Sunday, November 13, 2011
Mexico's southeastern states - including Yucatán - suffer endemic child poverty
The 34 member nation organization, based in Paris, was founded in 1961 with a focus on economic and trade issues. Mexico, Canada and the United States belong to OECD, although most Latin American nations do not. In a recent report the group says that Mexico ranks first place in child poverty among OECD members. Four of every 10 Mexican children live in dire poverty -- on less than one U.S. dollar a day.
The report indicates that how a Mexican child fares during his or her formative years depends greatly on the geographical accident of birth. Those raised in central or northern Mexico have far more inherent opportunities than those born in the southeast. Children of migrant and indigenous populations suffer the most. Many of the latter become parents at a young age, remain illiterate throughout life and earn little or nothing for their work.
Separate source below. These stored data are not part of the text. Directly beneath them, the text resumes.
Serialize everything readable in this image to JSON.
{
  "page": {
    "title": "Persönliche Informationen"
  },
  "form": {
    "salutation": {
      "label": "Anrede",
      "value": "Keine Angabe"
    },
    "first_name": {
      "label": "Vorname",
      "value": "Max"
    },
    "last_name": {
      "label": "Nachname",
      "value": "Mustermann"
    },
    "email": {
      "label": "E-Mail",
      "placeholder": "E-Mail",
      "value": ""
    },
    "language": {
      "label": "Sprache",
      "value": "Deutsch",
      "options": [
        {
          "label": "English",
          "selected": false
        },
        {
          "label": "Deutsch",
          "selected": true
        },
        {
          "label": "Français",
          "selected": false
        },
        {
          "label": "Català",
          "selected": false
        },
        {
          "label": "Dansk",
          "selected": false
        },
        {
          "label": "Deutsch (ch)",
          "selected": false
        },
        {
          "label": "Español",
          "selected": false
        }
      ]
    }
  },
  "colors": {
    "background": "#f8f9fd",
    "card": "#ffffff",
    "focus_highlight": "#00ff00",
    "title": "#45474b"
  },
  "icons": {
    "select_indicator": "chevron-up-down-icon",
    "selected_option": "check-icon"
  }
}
OECD says that in the most hard hit areas of southeastern Mexico in 2010, seven of every 100 girls 15 to 17 years old already was a mother, and more than 50,000 children between five and 11 did not attend school. Half of working children in the region between ages 12 and 17 received no pay whatever for their labor.
In descending order, the states which presented the greatest social risks for young Mexicans last year, according to OECD, were Guerrero, Oaxaca, Chiapas, Veracruz, Puebla, Michoacán, Hidalgo, San Luis Potosí, Yucatán and Campeche.
Footnote: Although some of these stats sound dire, Mexico is way ahead of - or more accurately said, not nearly as bad as - many Latin American nations. If we compared Mexico's impoverished child population to that of Guatemala, or Honduras or El Salvador, Mexico would end up in a far more flattering position. The OECD's membership consists primarily of advanced, prosperous economies in Europe and Asia. Apart from Mexico, Chile is the only Latin nation which belongs to the organization. That's why it captured the unpleasant distinction of being the OECD leader in child poverty.